It is a beautiful day. I remember then. A bright afternoon filled with the secret wonders only a child can know. I remember now. Who knew what was to come? Not a child so sweetly innocent. I remember clearly. The terror and shock are permanently imprinted on every fragment of my mind. The beginning and the end of many things happen that day -- the day death stole his first kiss.
The sirens shrill their warning. We rush to our shelter. My friend rushes along with her father. Moments later she arrives at the shelter alone; her father turning back to save a feather blanket. Just a stupid feather blanket. Seconds later the bombs come. Close. Closer. So close. I huddle with my Mother, neighbors, and school friend as our bunker shutters and rocks. Inge’s father is in another shelter; he didn’t make it to ours.
Time passes slowly when your heart beats fast against your chest. Fear grips my insides. My mind wondering what devastation the bombs would bring. Still, I could not imagine the horrors that would accost me when I step from the shelter. No child could. The shelter door opens. We file out like ants from their hidden tunnels. A horrible silence screams at me. Time slows as it always does when you are in the midst of tragedy. My senses go wild. I see that the beautiful brightness of the sun is now twisted gray-black by a smoky film.
The air is thick and filled with the fragments of what no longer exists. The chalky smell of burning shattered buildings stings my nose as I struggle to take my first breaths, inhaling destruction, devastation. Massive piles of brick and debris are everywhere. Only moments ago it was a beautiful day. Only moments ago the birds were busy chattering. Only moments ago those piles of nothing were buildings. Homes.
One of those homes belonged to my friend. It is reduced to nothing now; almost unrecognizable except for the location, which is difficult to find in a now unfamiliar landscape. My friend, who has already lost her mother to an illness, has now lost her home and everything in it. She has only her father.

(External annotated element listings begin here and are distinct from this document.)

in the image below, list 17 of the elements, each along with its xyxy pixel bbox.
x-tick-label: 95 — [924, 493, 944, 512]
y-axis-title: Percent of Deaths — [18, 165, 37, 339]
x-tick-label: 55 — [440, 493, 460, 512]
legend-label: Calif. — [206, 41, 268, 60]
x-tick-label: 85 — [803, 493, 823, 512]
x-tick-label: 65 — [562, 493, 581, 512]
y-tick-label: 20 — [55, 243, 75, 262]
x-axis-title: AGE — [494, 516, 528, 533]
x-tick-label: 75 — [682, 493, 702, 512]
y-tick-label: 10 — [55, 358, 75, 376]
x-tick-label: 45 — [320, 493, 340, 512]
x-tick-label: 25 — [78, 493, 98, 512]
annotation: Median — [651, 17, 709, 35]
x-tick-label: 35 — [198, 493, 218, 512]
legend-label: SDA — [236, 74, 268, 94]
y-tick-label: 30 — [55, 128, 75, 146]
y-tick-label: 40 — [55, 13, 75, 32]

My Mother goes home, but I stay with my friend, wanting to hunt through the mounds of rubble for anything salvageable. Everything would be all right. We are all still alive. We are waiting for her father to find us, but then decide to start digging without him. We carefully climb and rummage through the mounds of brick, glass, and twisted metal. An hour passes.

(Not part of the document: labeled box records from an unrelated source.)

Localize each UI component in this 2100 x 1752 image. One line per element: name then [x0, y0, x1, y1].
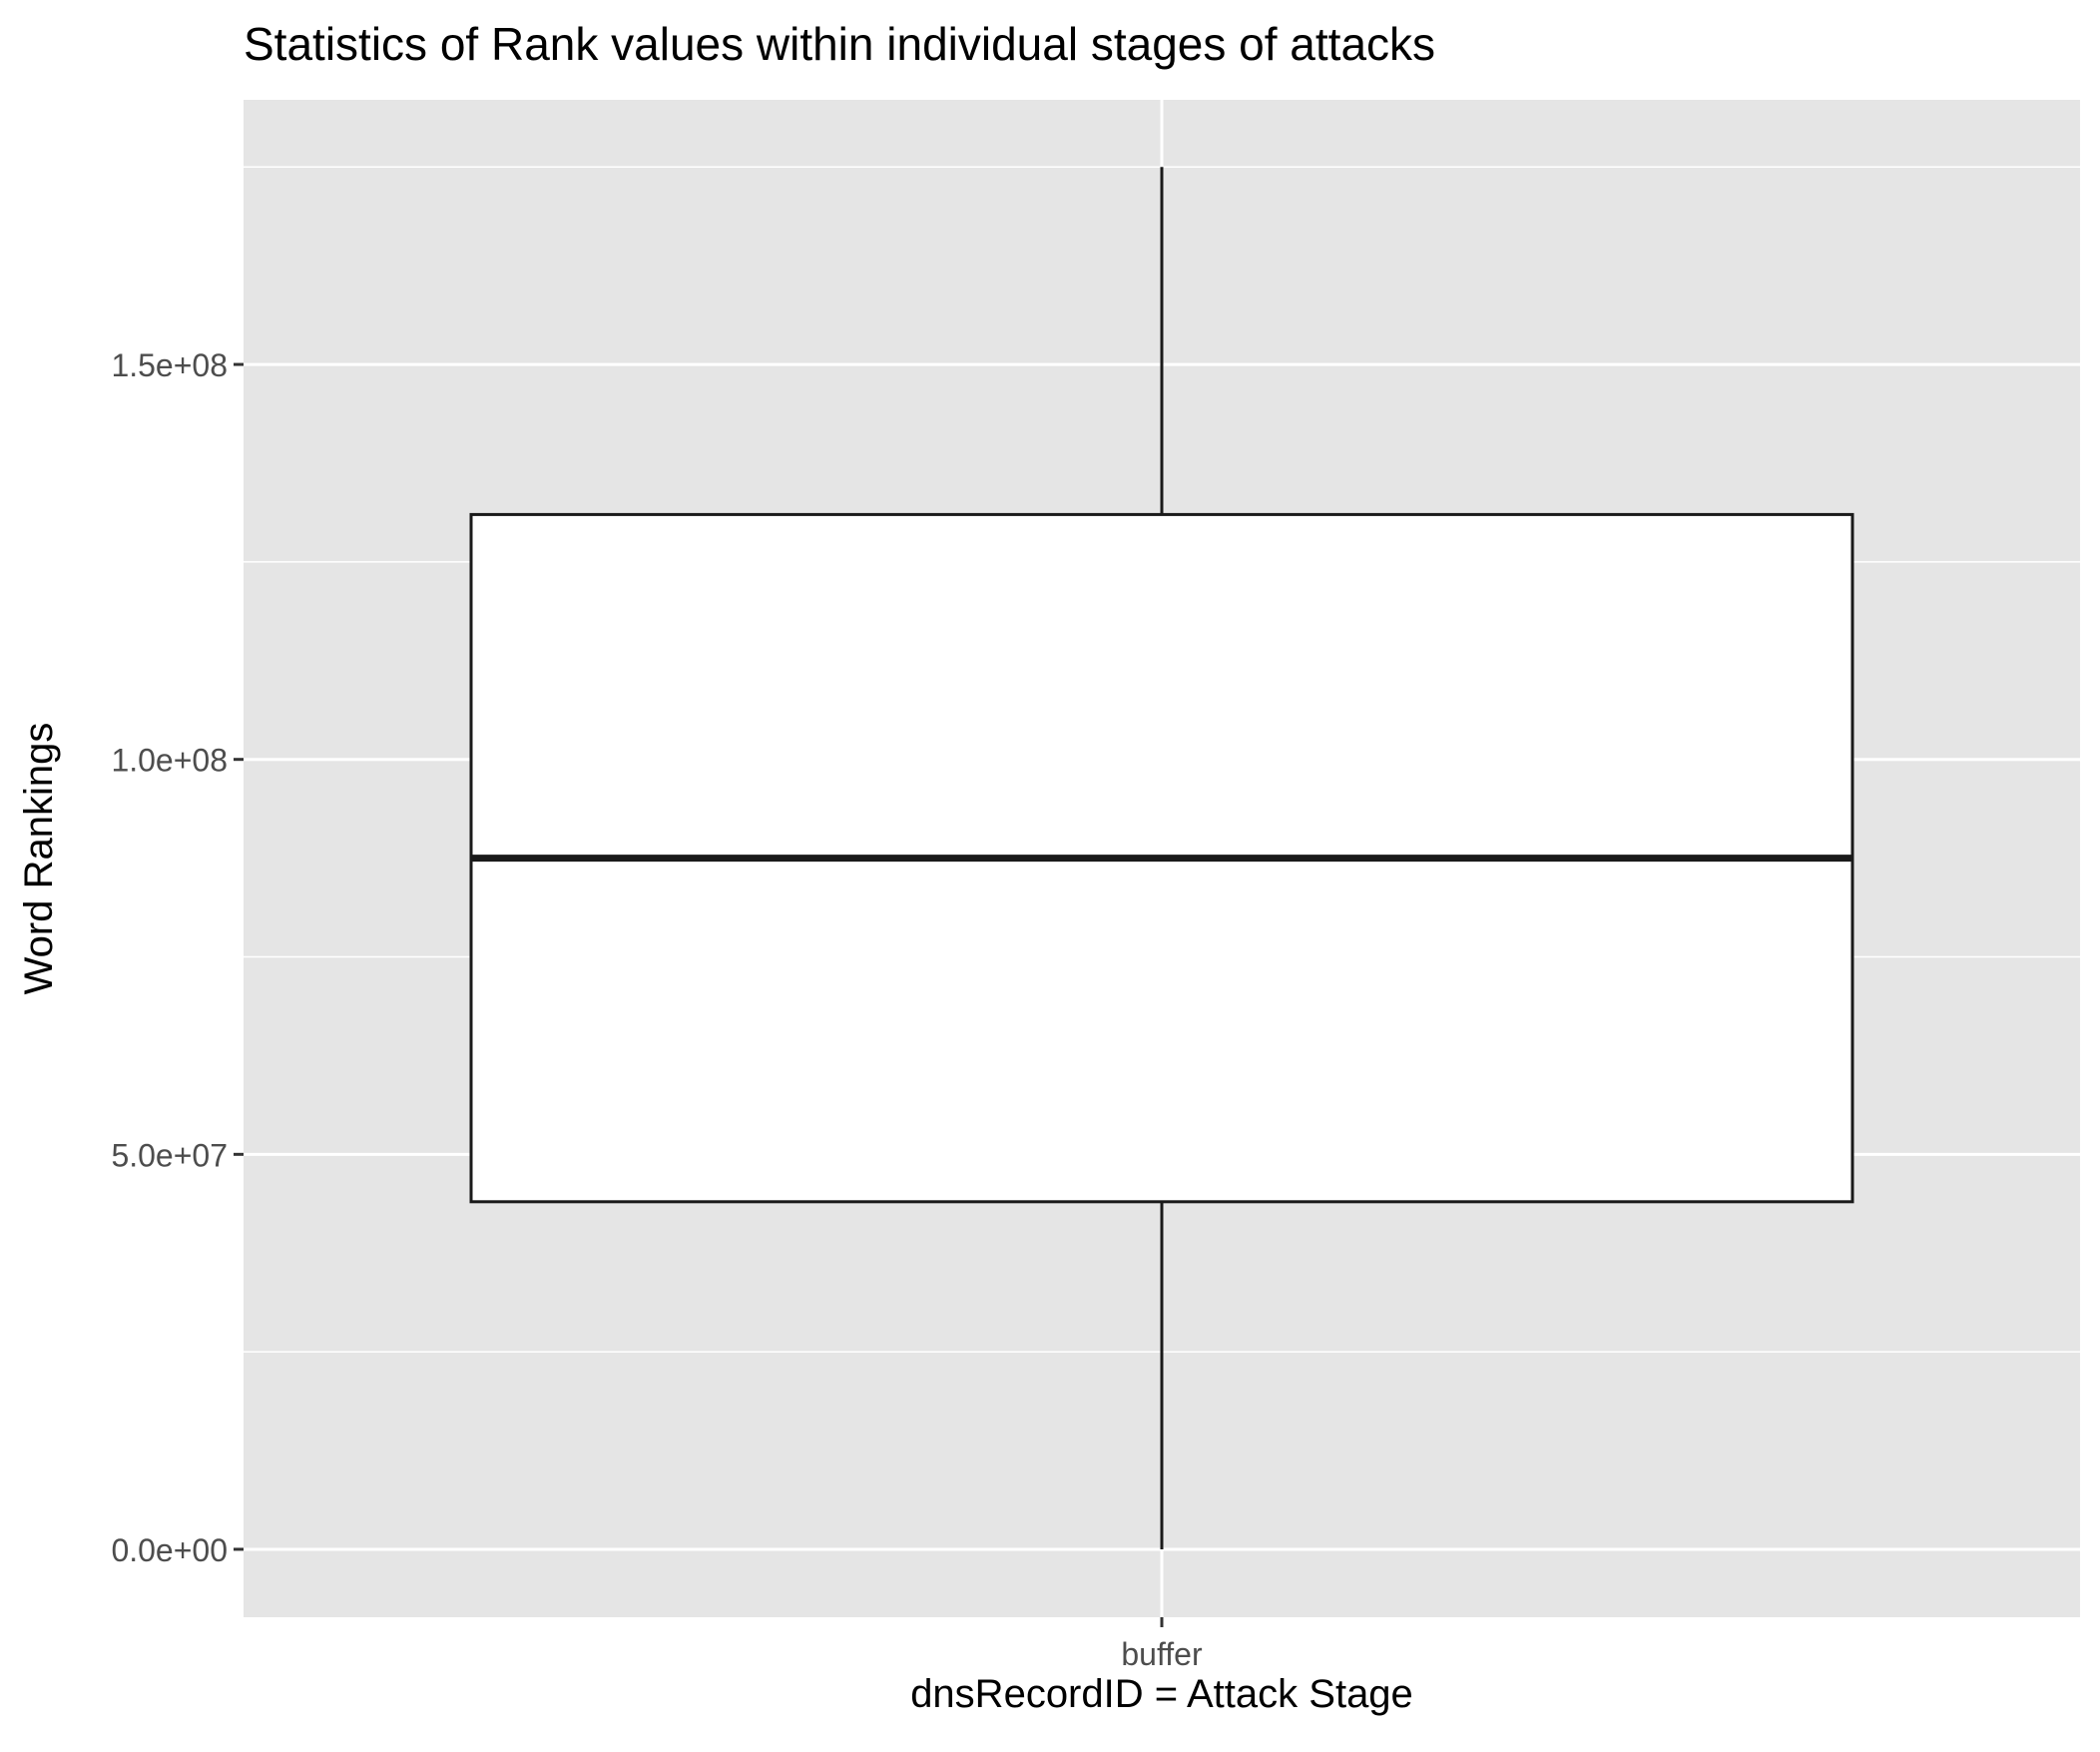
y-tick-label: 0.0e+00	[111, 1532, 228, 1568]
y-axis-title: Word Rankings	[17, 723, 61, 995]
x-tick-label: buffer	[1121, 1636, 1203, 1672]
box-group	[469, 167, 1854, 1549]
x-axis-title: dnsRecordID = Attack Stage	[910, 1672, 1413, 1716]
y-tick-label: 5.0e+07	[111, 1137, 228, 1173]
y-axis: 0.0e+00 5.0e+07 1.0e+08 1.5e+08	[111, 347, 244, 1568]
boxes	[469, 167, 1854, 1549]
y-tick-label: 1.0e+08	[111, 743, 228, 779]
chart-title: Statistics of Rank values within individ…	[244, 18, 1435, 70]
x-axis: buffer	[1121, 1617, 1203, 1672]
y-tick-label: 1.5e+08	[111, 347, 228, 383]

The air is still thick with the dust of ruin. The only sound comes from some of the many other people who lost everything – everything except the most precious thing, their lives. Some forget to be grateful they are alive and are yelling, arguing over what is left, “It’s mine! No, it’s mine!” Survival instincts kick in and fights ensue over the little that is left. Others just sit on the piles in a stupor, crying -- shocked such devastation could touch them. Their tears fall wet on the dust around them. Despair is everywhere.
Another hour passes when I come upon a feather blanket. Since we are standing on a mound in the general area where her apartment house used to be, in all likelihood it belongs to my friend. I yell to her to help me pull it from under the remains of the building. Inge is happy. This is a good find. Her father will be pleased. She takes one end and I the other. I pull. She heaves. Only when I pull, what I pull on under the feather blanket doesn’t feel like a blanket at all. It is something softer, silky. My hand recoils.

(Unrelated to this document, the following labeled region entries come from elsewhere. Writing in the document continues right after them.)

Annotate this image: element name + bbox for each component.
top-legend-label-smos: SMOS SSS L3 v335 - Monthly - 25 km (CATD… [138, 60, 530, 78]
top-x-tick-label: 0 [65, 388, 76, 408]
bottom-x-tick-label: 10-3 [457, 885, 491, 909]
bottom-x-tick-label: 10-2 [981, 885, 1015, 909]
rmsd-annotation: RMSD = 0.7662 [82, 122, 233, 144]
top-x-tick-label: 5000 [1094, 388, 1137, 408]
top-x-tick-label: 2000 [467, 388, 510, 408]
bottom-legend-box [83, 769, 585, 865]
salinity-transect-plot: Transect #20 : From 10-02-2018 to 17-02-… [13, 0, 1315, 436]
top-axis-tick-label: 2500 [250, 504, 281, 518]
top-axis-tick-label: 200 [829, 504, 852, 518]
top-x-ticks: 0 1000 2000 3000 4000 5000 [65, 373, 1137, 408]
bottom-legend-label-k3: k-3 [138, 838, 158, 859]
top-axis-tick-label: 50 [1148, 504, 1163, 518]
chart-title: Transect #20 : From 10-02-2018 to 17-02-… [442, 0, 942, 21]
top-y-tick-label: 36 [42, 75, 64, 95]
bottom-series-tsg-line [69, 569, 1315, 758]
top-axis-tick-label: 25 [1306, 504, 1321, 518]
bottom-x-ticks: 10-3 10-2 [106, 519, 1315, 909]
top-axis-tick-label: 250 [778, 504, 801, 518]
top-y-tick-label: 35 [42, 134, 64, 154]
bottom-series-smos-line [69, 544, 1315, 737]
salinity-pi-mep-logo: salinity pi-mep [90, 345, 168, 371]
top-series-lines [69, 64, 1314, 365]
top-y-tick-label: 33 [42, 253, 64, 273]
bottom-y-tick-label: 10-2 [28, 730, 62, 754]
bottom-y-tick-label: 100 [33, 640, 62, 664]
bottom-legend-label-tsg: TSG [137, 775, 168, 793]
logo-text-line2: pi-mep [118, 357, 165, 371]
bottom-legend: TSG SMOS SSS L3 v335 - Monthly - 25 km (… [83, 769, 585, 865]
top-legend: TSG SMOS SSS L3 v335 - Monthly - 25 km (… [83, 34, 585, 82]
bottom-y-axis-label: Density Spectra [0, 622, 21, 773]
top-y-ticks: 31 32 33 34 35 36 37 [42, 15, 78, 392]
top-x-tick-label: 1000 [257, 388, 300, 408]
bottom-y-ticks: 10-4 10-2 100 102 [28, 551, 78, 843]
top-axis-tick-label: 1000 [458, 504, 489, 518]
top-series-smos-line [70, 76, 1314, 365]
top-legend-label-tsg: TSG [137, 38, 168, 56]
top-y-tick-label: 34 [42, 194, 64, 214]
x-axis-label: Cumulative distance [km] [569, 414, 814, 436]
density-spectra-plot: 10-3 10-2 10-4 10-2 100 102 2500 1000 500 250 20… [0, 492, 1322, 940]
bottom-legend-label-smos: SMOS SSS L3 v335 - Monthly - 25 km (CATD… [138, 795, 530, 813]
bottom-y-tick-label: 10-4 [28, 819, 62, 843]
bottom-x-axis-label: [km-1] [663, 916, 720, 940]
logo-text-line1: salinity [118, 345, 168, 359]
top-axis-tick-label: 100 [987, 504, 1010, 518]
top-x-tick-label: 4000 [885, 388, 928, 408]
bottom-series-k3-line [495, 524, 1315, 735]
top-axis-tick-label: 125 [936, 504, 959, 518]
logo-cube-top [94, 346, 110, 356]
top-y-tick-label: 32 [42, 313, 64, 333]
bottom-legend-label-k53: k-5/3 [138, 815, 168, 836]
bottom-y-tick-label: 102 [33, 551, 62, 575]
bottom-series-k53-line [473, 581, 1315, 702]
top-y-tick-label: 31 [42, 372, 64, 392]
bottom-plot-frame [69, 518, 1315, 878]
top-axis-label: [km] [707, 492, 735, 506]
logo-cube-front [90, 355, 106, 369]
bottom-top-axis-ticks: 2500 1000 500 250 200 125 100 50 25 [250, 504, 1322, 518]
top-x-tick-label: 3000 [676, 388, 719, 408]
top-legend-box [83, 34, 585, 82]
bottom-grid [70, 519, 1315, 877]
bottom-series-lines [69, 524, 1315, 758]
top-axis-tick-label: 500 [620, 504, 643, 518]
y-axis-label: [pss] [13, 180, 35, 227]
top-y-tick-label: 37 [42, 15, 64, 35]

Somewhere my brain instinctively registers something is terribly wrong. I step back, bend down to investigate, and lift the blanket’s edge. It looks like hair. Hair? My mind slowly registers the hair and the face to whom it belongs. I recognize the features. His face is blue. His tongue swollen, hanging grotesquely from his mouth. I scream. My friend looks and screams louder. My friend, who has already lost her mother, her home and everything in it, has also lost her father.
That night my friend and I cry, and sleep close to my Mother. With my Father somewhere on the Russian front, would I lose my Mother and have no one too? My childhood is introduced to a gut wrenching fear that day. I become acquainted with death; it is not the last time we shall meet.